Priorities

As we begin a new year, our priorities are a good thing to evaluate. In business,  success or failure can truly be traced to establishing or neglecting to establish priorities.  For example,  if customer service is not the highest priority in the retail business serious problems if not total failure is on the horizon.  The amount of time it takes for me to get through line at  Wal-Mart  when I see several closed cash registers is certainly discouraging me from shopping there unless it is absolutely necessary. It causes me to seriously question if customer service is really a priority there.

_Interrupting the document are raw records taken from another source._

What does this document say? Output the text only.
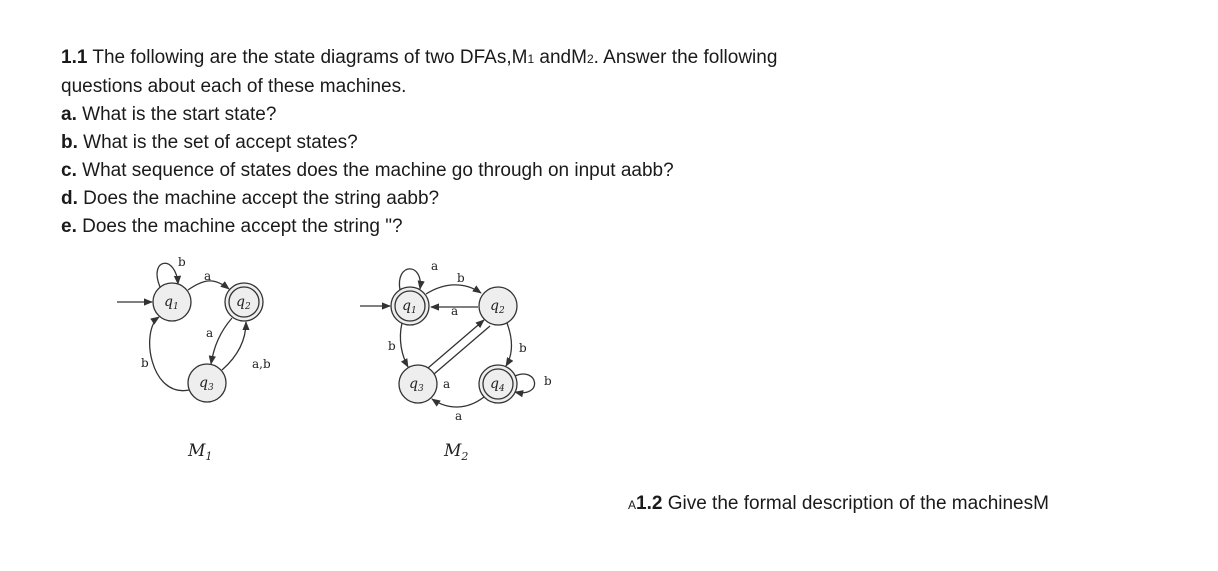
1.1 The following are the state diagrams of two DFAs,M1 andM2. Answer the following
questions about each of these machines.
a. What is the start state?
b. What is the set of accept states?
c. What sequence of states does the machine go through on input aabb?
d. Does the machine accept the string aabb?
e. Does the machine accept the string "?
$q_1$	$q_2$
$q_3$
b
a
a
a,b
b
$M_1$
$q_1$	$q_2$
$q_3$	$q_4$
a
b
a
b	b
a
a
b
$M_2$
A1.2 Give the formal description of the machinesM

How much more important is the establishment of priorities in living life! Jesus tells us what the highest priority is to be, Matt. 6:33 “But seek ye first the kingdom of God, and his righteousness;”  Of course heaven is the ultimate goal we should keep in view but in speaking of the kingdom of heaven Jesus usually was emphasizing the Holy Spirit’s work in the human heart.  Luke 17:21 “behold, the kingdom of God is within you.”  The relationship between the heavenly kingdom to come and the kingdom within is vital. We can only be prepared to live in heaven when we have the Holy Spirit within. 

Is the reception, and transforming work of the Holy Spirit a real priority in your life? Or do "minor matters" occupy most of your attention?  Notice the following:  “Wherever the need of the Holy Spirit is a matter little thought of, there is seen spiritual drought, spiritual darkness, spiritual declension and death. Whenever minor matters occupy the attention, the divine power which is necessary for the growth and prosperity of the church, and which would bring all other blessings in its train, is lacking, though offered in infinite plenitude.”  Acts of The Apostles p. 50  We have a confusion of priorities  if meditation and prayer for the Spirit individually and corporately are missing.  

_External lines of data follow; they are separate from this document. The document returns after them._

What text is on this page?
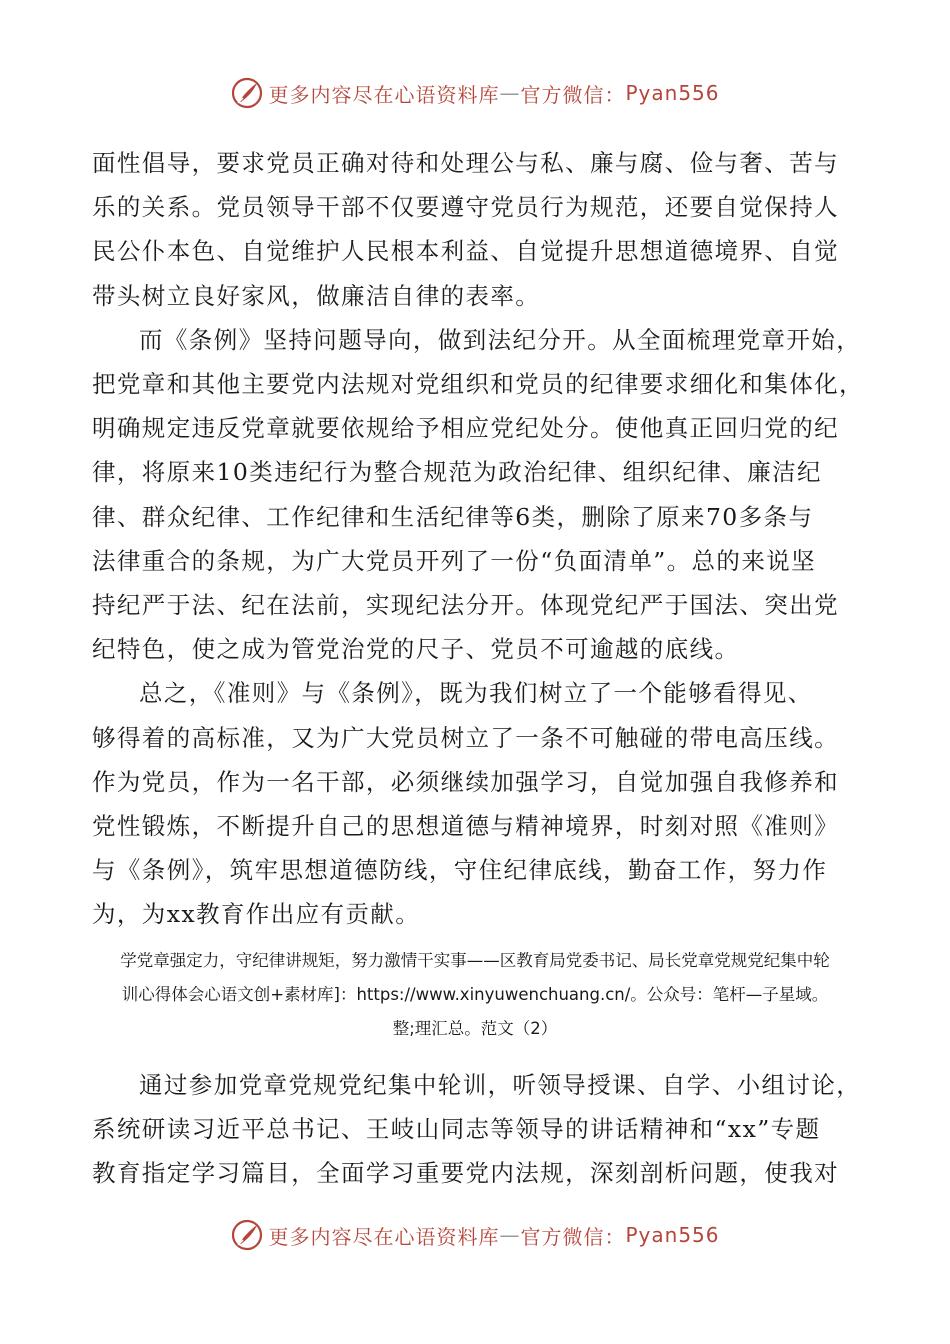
更多内容尽在心语资料库 — 官方微信： Pyan556

面性倡导，要求党员正确对待和处理公与私、廉与腐、俭与奢、苦与
乐的关系。党员领导干部不仅要遵守党员行为规范，还要自觉保持人
民公仆本色、自觉维护人民根本利益、自觉提升思想道德境界、自觉
带头树立良好家风，做廉洁自律的表率。

而《条例》坚持问题导向，做到法纪分开。从全面梳理党章开始，
把党章和其他主要党内法规对党组织和党员的纪律要求细化和集体化，
明确规定违反党章就要依规给予相应党纪处分。使他真正回归党的纪
律，将原来10类违纪行为整合规范为政治纪律、组织纪律、廉洁纪
律、群众纪律、工作纪律和生活纪律等6类，删除了原来70多条与
法律重合的条规，为广大党员开列了一份“负面清单”。总的来说坚
持纪严于法、纪在法前，实现纪法分开。体现党纪严于国法、突出党
纪特色，使之成为管党治党的尺子、党员不可逾越的底线。

总之，《准则》与《条例》，既为我们树立了一个能够看得见、
够得着的高标准，又为广大党员树立了一条不可触碰的带电高压线。
作为党员，作为一名干部，必须继续加强学习，自觉加强自我修养和
党性锻炼，不断提升自己的思想道德与精神境界，时刻对照《准则》
与《条例》，筑牢思想道德防线，守住纪律底线，勤奋工作，努力作
为，为xx教育作出应有贡献。

学党章强定力，守纪律讲规矩，努力激情干实事——区教育局党委书记、局长党章党规党纪集中轮
训心得体会心语文创+素材库]：https://www.xinyuwenchuang.cn/。公众号：笔杆—子星域。
整;理汇总。范文（2）

通过参加党章党规党纪集中轮训，听领导授课、自学、小组讨论，
系统研读习近平总书记、王岐山同志等领导的讲话精神和“xx”专题
教育指定学习篇目，全面学习重要党内法规，深刻剖析问题，使我对

更多内容尽在心语资料库 — 官方微信： Pyan556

One Christian author summarized the issue of priorities well when he said, “I often think: ‘A life is like a day; it goes by so fast.  If I am so careless with my days, how can I be careful with my life?’ I know that somehow I have not fully come to believe that urgent things can wait while I attend to what is truly important.  It finally boils down to a question of deep and strong conviction.  Once I am truly convinced that preparing the heart is more important than preparing the Christmas tree, I will be a lot less frustrated at the end of a day.    -- Henri J.M. Nouwen in the New Oxford Review (Nov. 1986).  Christianity Today, Vol. 35, no. 15.